Instituto Português do Mar e da Atmosfera
- Abbreviation: IPMA
- Established: 3 October 1946 (79 years ago)
- Headquarters: Lisbon
- Location: Rua C do Aeroporto, 1749-077 Lisboa
- Country: Portugal
- Coordinates: 38°46′34″N 9°07′33″W﻿ / ﻿38.77598°N 9.12577°W
- Parent organisations: Ministry of the Sea
- Website: www.ipma.pt/en

= Instituto Português do Mar e da Atmosfera =

Portuguese sea and atmosphere institute

The Instituto Português do Mar e da Atmosfera (lit. 'Portuguese Institute of the Sea and the Atmosphere'; abbreviated as IPMA) is the national meteorological, seismic, sea and atmospheric organization of Portugal. It also provides the weather for RTP's channels.

==History==
What is now IPMA was originally created in 1946 as the National Meteorological Service (Serviço Metereológico Nacional, SMN), which centralized the functions of the previous existing meteorological sectorial services (Civil Aviation, Army, Military Aeronautics, Navy and Agriculture) as well as the Azores regional meteorological service and part of the university meteorological institutes.
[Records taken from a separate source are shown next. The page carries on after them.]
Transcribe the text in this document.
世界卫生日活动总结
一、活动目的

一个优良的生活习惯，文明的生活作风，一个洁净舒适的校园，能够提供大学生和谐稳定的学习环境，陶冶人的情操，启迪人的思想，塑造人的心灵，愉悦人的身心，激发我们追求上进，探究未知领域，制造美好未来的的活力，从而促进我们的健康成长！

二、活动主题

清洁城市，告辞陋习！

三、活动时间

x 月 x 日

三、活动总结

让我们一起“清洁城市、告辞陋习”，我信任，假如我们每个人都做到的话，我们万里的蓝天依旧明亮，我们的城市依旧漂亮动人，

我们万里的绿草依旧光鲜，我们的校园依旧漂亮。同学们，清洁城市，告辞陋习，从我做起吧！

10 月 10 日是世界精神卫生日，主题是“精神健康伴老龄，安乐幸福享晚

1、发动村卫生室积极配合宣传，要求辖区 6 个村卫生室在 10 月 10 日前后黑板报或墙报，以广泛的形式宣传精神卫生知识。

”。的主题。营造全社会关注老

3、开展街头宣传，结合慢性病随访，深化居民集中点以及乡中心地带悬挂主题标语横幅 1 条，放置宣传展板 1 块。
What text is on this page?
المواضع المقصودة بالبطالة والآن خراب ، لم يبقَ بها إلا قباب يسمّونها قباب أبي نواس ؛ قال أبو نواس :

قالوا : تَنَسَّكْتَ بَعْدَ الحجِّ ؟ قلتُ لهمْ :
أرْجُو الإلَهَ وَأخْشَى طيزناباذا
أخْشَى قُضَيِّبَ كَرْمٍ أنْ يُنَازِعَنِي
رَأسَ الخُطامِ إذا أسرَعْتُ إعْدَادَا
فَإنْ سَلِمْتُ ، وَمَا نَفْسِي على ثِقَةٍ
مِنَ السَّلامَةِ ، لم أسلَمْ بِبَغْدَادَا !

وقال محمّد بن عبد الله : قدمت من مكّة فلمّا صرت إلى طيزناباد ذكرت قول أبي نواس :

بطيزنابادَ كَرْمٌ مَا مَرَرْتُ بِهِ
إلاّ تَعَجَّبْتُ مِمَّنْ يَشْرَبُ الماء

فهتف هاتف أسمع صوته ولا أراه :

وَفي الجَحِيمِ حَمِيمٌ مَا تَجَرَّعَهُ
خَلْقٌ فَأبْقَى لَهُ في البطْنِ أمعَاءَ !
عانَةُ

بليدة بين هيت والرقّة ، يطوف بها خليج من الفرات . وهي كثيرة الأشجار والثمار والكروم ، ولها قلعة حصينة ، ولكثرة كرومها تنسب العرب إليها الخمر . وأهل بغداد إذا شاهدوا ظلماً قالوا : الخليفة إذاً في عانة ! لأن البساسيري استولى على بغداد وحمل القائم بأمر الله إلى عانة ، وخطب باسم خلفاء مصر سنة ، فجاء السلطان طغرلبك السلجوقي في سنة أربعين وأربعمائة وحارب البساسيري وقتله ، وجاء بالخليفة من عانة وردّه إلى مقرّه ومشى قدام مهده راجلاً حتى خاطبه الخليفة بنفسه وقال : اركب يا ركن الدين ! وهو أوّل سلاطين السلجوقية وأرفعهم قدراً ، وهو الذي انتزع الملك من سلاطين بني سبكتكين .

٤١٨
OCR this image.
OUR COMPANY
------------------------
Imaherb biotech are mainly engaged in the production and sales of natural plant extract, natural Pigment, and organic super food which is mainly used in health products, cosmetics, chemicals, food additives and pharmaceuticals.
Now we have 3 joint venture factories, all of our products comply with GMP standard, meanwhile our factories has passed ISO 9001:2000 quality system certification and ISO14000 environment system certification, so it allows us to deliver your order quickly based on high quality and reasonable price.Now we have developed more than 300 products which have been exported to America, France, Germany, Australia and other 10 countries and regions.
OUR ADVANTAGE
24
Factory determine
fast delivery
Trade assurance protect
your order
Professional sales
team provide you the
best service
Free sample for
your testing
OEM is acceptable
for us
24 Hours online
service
In 1976, the SMN was renamed National Institute of Meteorology and Geophysics (Instituto Nacional de Meteorologia e Geofísica, INMG) and then renamed Institute of Meteorology (Instituto de Meteorologia, IM) in 1993. It was renamed in 2012, when the agency assumed responsibility for the fisheries and sea research that were formerly under other agencies.